Among the most gorgeous works on display are those with imagery of gardens, representing paradise. A stunning piece from 18th-century Kashmir is a riot of colors and patterns, featuring a scalloped, curved archway flanked by cypress trees with a millefleurs field of assorted flowers in the center, all surrounded by a more stylized floral border pattern. It was also made with especially rich materials: a combination of silk, cotton, and pashmina wool.
“In the Quran, paradise is described in several sections as this big, luscious garden with flowers, greenery, waters. … If you live a pious life, you can enter,” Krody says. “These carpets kind of in miniature give you a glimpse of what [the afterlife] may be if you do the right thing.”
On the walls, lines from the Quran and photos of mosques in countries from which the rugs originate help add religious and cultural context.
The carpets range from an exquisite piece dating to 16th-century Iran that was made with silk, wool and metallic-wrapped thread by weavers employed by the Safavid shah’s court to simpler rugs created by rural women for household use. One particularly vibrant example from the Caucasus has a pattern of stylized, almost hexagonal paisleys in an array of colors.
“The designs are created for [court] use, but then kind of go down the echelons and reach the masses, being imitated in various different ways,” Krody explains. Although styles reflect local preferences, they were also influenced by available materials: Rural artisans usually worked with wool that wasn’t nearly as fine as the silk often used by court weavers, leading to designs that were more geometric and considerably less intricate.
Lamps, clearly modeled on the types of lights that traditionally hang in mosques, are another important motif, symbolizing divine light. Here the museum provides a fascinating counterpoint to the prayer rugs through the inclusion of two carpets woven in the Ottoman Empire and used, rather atypically, in synagogues as parochets, or Torah ark covers, showing the degree of mutual influence between the empire’s Muslim and Jewish communities.
One of the ark covers hangs next to an Ottoman prayer carpet with such similar design and iconography — a central archway with a lamp or flowers hanging from it; concentric patterned floral borders — that it would be easy to interchange them were it not for the Hebrew inscription at the top of the parochet.
Just upstairs from the carpets, a site-specific installation by contemporary American artist Anne Lindberg, “What Color Is Divine Light?,” continues the theme.
Lindberg’s luminous work evokes a sense of wonder. At first glance, it seems like an illusion created from something intangible, such as beams of light. In fact, it was made with thousands of fine cotton threads on a color spectrum between yellow and blue, stretched tautly between two lavender walls and lit so that the work appears almost psychedelic, vibrating from close-up.
The installation aims to create what scientists call “impossible colors” — imperceptible to the eye and brain — between the hues of the threads. In grappling with the impossibility of depicting the divine in physical form, the artist is responding to an unanswerable question posed in an eponymous 1971 essay by art historian Patrik Reutersward.

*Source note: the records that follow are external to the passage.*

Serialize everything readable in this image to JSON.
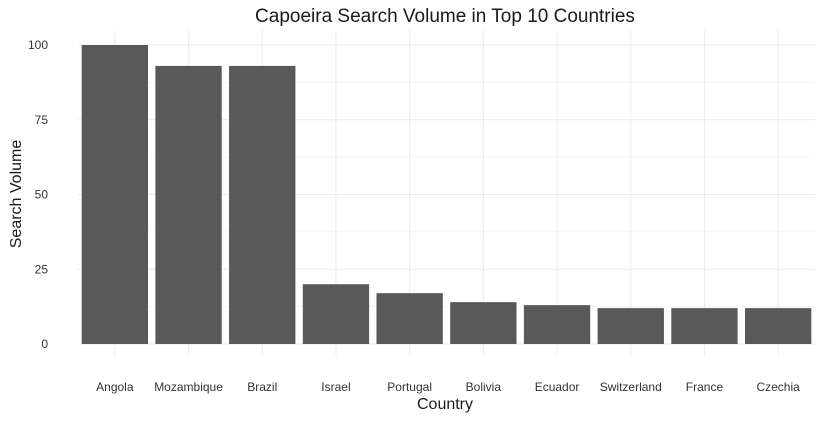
{
  "chart_data": {
    "type": "bar",
    "title": "Capoeira Search Volume in Top 10 Countries",
    "xlabel": "Country",
    "ylabel": "Search Volume",
    "categories": [
      "Angola",
      "Mozambique",
      "Brazil",
      "Israel",
      "Portugal",
      "Bolivia",
      "Ecuador",
      "Switzerland",
      "France",
      "Czechia"
    ],
    "values": [
      100,
      93,
      93,
      20,
      17,
      14,
      13,
      12,
      12,
      12
    ],
    "ylim": [
      0,
      100
    ],
    "yticks": [
      0,
      25,
      50,
      75,
      100
    ],
    "grid": true,
    "legend": "none",
    "bar_color": "#595959"
  }
}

“What Color Is Divine Light?” invites contemplation; the museum is also holding several interfaith and performance programs and encouraging quiet reflection in the space. On a recent Saturday, several Muslim women attending an Islamic calligraphy workshop held in conjunction with the carpet exhibition rolled out yoga mats that were on hand and performed afternoon prayers.
Not only visually stimulating, the juxtaposition of Lindberg’s installation with the Islamic prayer carpets, along with the Torah ark covers, makes a wonderful case for the idea that the divine can be found in many forms.